Following his defeat at Waterloo, Napoleon was exiled and deported by the British to the island of Saint Helena, where he landed in 1815. Napoleon's arrival occasioned an increase of the population of the island: near soldiers and 500 sailors of the war flotilla, as well as the officials of the British Government, accompanied by their families, not forgetting the small French colony which lived in the circle of acquaintances of Napoleon. Furthermore, the British, being afraid of a landing of French sailors to free the prisoner as at Elba, claimed Ascension Island - up to then uninhabited - to establish a naval garrison there.

Napoleon died on 5 May 1821. The next day, the governor of the island, Sir Hudson Lowe, although in perpetual conflict with his former prisoner, personally came to make sure of his death and declared then to his circle of acquaintances: He was England’s greatest enemy, and mine too, but I forgive him everything. On the death of a great man like him, we should feel only deep concern and regret.
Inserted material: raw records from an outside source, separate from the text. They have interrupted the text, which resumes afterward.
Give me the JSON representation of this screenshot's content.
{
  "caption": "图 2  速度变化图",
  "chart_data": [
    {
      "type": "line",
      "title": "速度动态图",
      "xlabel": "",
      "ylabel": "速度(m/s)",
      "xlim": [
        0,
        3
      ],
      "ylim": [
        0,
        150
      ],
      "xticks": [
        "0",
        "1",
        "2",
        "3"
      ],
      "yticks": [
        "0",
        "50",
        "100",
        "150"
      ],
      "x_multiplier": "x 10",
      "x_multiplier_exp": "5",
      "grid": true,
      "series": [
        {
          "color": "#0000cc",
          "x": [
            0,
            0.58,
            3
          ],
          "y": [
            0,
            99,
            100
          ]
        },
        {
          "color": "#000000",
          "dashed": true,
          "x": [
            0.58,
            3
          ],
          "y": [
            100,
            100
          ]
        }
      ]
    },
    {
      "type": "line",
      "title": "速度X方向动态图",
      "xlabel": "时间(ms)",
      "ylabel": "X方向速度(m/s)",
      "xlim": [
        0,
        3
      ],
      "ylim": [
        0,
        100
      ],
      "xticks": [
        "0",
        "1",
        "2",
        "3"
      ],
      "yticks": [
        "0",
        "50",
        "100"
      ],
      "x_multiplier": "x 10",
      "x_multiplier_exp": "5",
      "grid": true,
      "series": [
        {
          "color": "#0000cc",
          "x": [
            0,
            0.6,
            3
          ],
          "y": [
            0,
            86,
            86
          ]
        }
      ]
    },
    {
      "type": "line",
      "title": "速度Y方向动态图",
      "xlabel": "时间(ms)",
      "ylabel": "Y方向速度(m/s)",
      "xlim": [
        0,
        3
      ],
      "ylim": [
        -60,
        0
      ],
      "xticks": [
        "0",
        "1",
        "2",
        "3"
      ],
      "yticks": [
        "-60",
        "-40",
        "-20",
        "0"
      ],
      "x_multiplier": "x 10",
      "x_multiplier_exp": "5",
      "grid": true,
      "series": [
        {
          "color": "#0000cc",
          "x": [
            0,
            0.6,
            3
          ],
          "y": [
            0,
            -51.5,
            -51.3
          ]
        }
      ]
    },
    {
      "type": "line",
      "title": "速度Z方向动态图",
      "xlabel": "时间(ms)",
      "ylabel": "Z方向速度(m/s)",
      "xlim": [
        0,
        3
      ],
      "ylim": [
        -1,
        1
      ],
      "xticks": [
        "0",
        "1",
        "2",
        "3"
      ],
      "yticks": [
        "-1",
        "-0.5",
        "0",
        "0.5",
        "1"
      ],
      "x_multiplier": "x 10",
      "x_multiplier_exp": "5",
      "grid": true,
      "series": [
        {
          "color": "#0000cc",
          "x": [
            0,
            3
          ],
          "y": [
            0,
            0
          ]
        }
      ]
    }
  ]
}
In accordance with his last wishes, Napoleon was interred on 9 May 1821 near a spring, in what was then known as the Valley of the Geranium, but has since been called the "Valley of the Tomb ". On 27 May 1821, all the remaining French officials left the island. Nineteen years after Napoleon's death, King Louis-Philippe was able to obtain from the United Kingdom the return of remains of the ex-emperor. The exhumation of Napoleon's body took place on 15 October 1840; he was then repatriated to France and interred in the Invalides, in Paris.

From 1854, the Emperor Napoleon III negotiated with the British Government the purchase of Longwood House and of the valley of the Grave, which became French land properties in 1858, under the name of "French Domains of Saint-Helena". The small pavilion Briars, the Emperor's first house on the island, was added to the domain in 1959, when its last owner donated it to France.